So I'm trying to make a data table of some information on a website. This is what I've done so far.
library(rvest)
url <- 'https://uws-community.symplicity.com/index.php?s=student_group'
page <- html_session(url)
name_nodes <- html_nodes(page,".grpl-name a")
name_text <- html_text(name_nodes)
df <- data.frame(matrix(unlist(name_text)), stringsAsFactors = FALSE)
library(tidyverse)
df <- df %>% mutate(id = row_number())
desc_nodes <- html_nodes(page, ".grpl-purpose")
desc_text <- html_text(desc_nodes)
df <- left_join(df, data.frame(matrix(unlist(desc_text)),
stringsAsFactors = FALSE) %>%
mutate(id = row_number()))
email_nodes <- html_nodes(page, ".grpl-contact a")

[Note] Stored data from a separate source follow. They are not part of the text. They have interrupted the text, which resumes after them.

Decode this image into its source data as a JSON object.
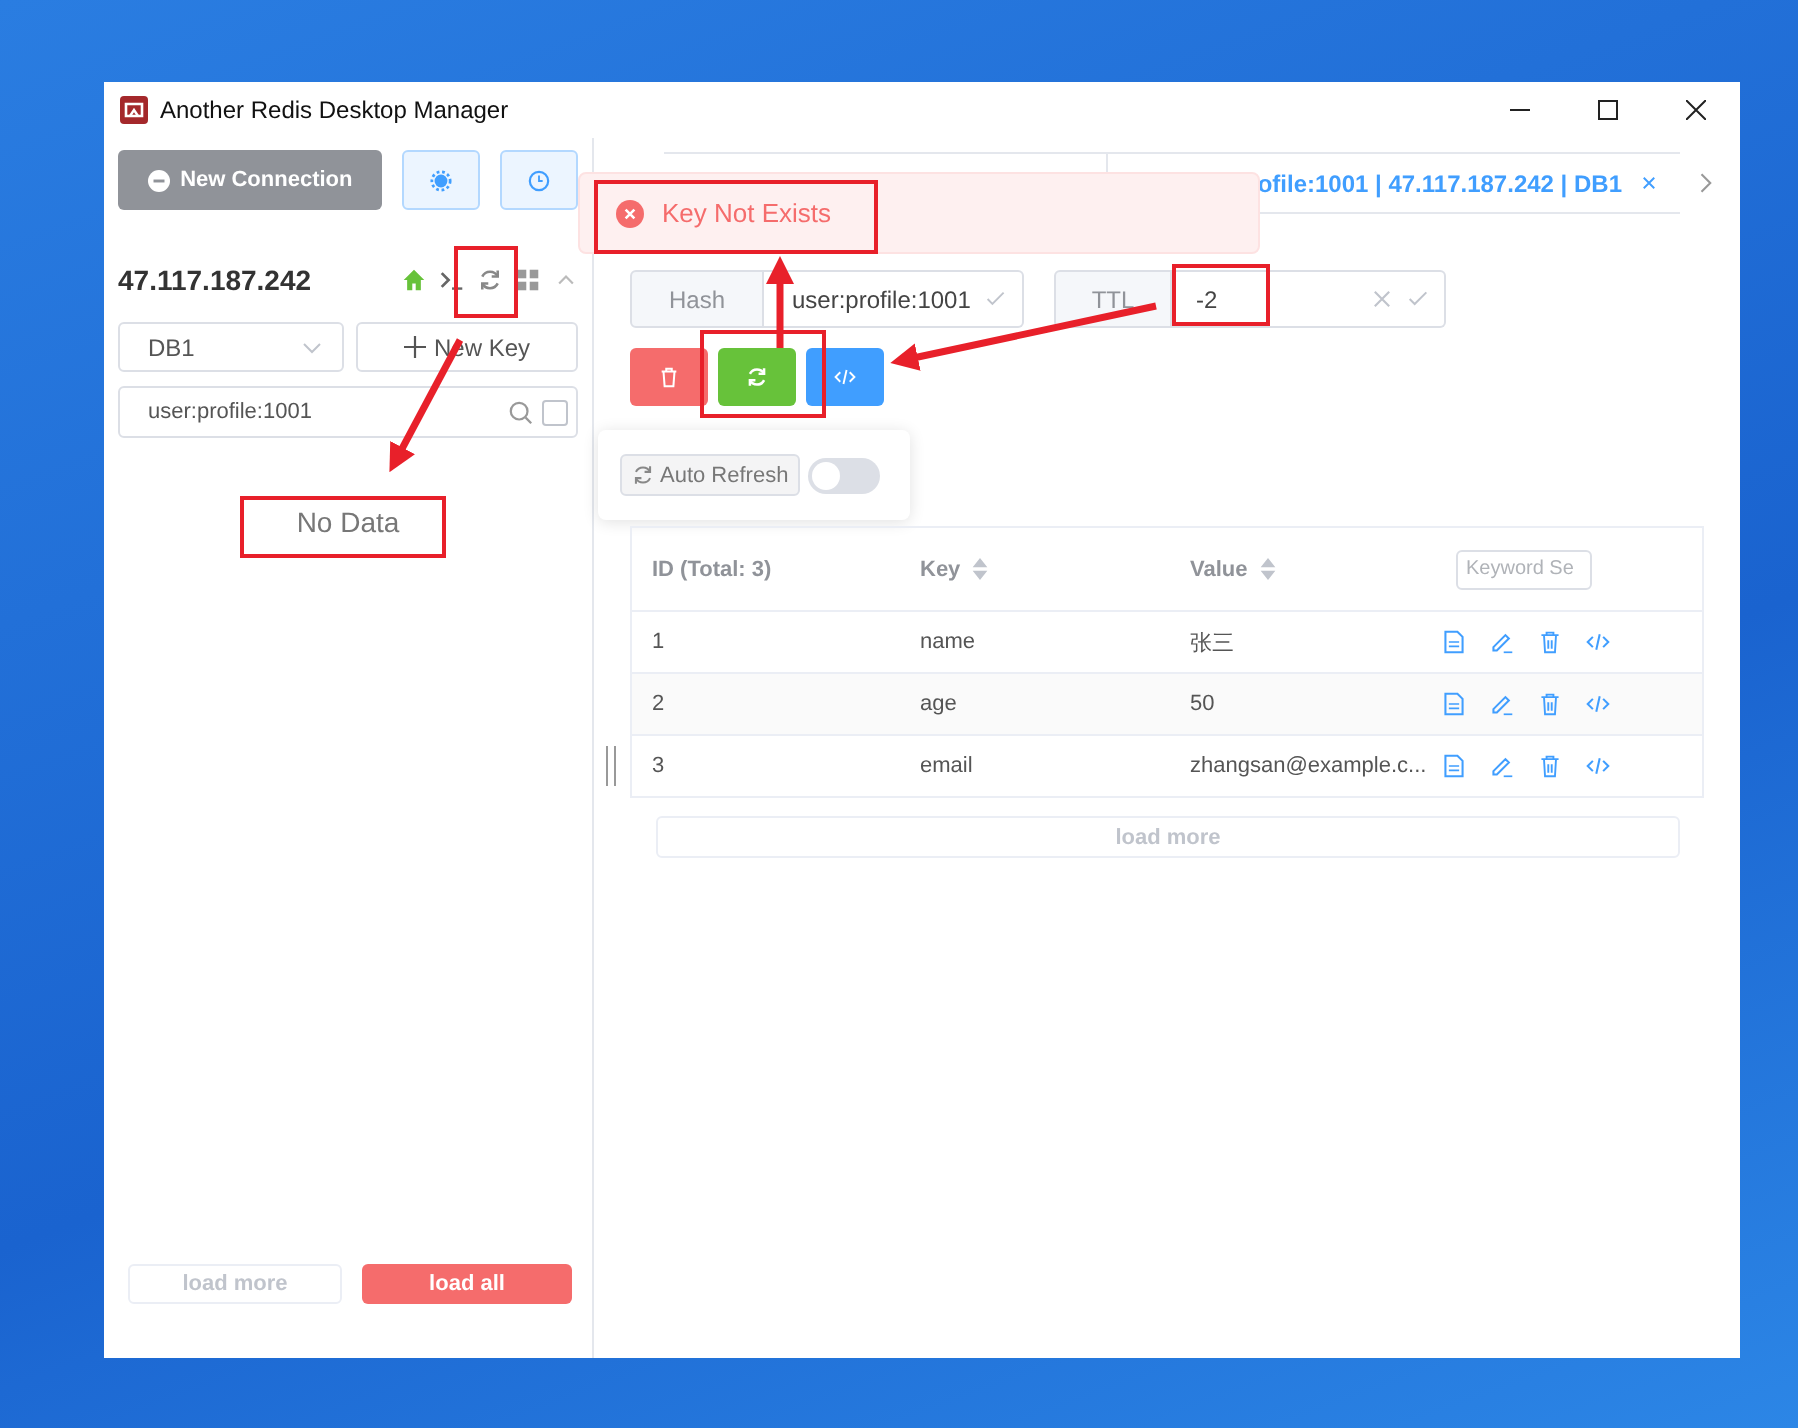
{
  "window": {
    "title": "Another Redis Desktop Manager"
  },
  "sidebar": {
    "new_connection": "New Connection",
    "host": "47.117.187.242",
    "db_select": {
      "value": "DB1"
    },
    "new_key": "New Key",
    "search": {
      "value": "user:profile:1001",
      "checked": false
    },
    "empty_text": "No Data",
    "footer_buttons": [
      {
        "label": "load more",
        "kind": "plain"
      },
      {
        "label": "load all",
        "kind": "danger"
      }
    ]
  },
  "tab": {
    "label": "ofile:1001 | 47.117.187.242 | DB1"
  },
  "toast": {
    "message": "Key Not Exists"
  },
  "key_info": {
    "type": "Hash",
    "name": "user:profile:1001",
    "ttl_label": "TTL",
    "ttl": "-2"
  },
  "auto_refresh": {
    "label": "Auto Refresh",
    "on": false
  },
  "table": {
    "columns": [
      {
        "label": "ID (Total: 3)",
        "sortable": false
      },
      {
        "label": "Key",
        "sortable": true
      },
      {
        "label": "Value",
        "sortable": true
      }
    ],
    "search": {
      "placeholder": "Keyword Se"
    },
    "rows": [
      {
        "id": "1",
        "key": "name",
        "value": "张三"
      },
      {
        "id": "2",
        "key": "age",
        "value": "50"
      },
      {
        "id": "3",
        "key": "email",
        "value": "zhangsan@example.c..."
      }
    ],
    "load_more": "load more"
  }
}
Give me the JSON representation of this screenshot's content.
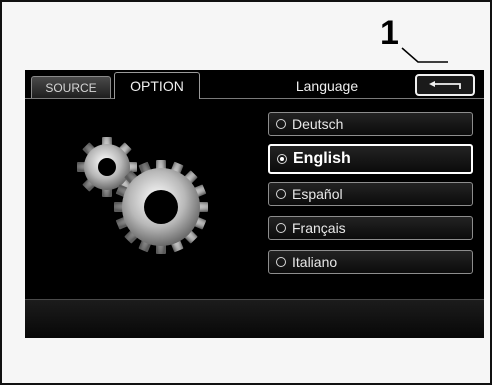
{
  "callout": {
    "number": "1"
  },
  "tabs": [
    {
      "label": "SOURCE",
      "active": false
    },
    {
      "label": "OPTION",
      "active": true
    }
  ],
  "header": {
    "title": "Language",
    "back_icon": "back-arrow-icon"
  },
  "illustration": {
    "icon": "gears-icon"
  },
  "languages": [
    {
      "label": "Deutsch",
      "selected": false
    },
    {
      "label": "English",
      "selected": true
    },
    {
      "label": "Español",
      "selected": false
    },
    {
      "label": "Français",
      "selected": false
    },
    {
      "label": "Italiano",
      "selected": false
    }
  ],
  "colors": {
    "screen_bg": "#000000",
    "text": "#e8e8e8",
    "highlight": "#ffffff"
  }
}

email_text <- html_text(email_nodes)
df <- left_join(df, data.frame(matrix(unlist(email_text)),
stringsAsFactors = FALSE) %>%
mutate(id = row_number()))
This has been working until I got to the emails part. A few of the entries do not have emails. In the data frame, instead of the appropriate rows showing the NA value for the email, the last three rows show an NA value.
How do I make it so the appropriate rows show have the NA value instead of just the last 3 rows?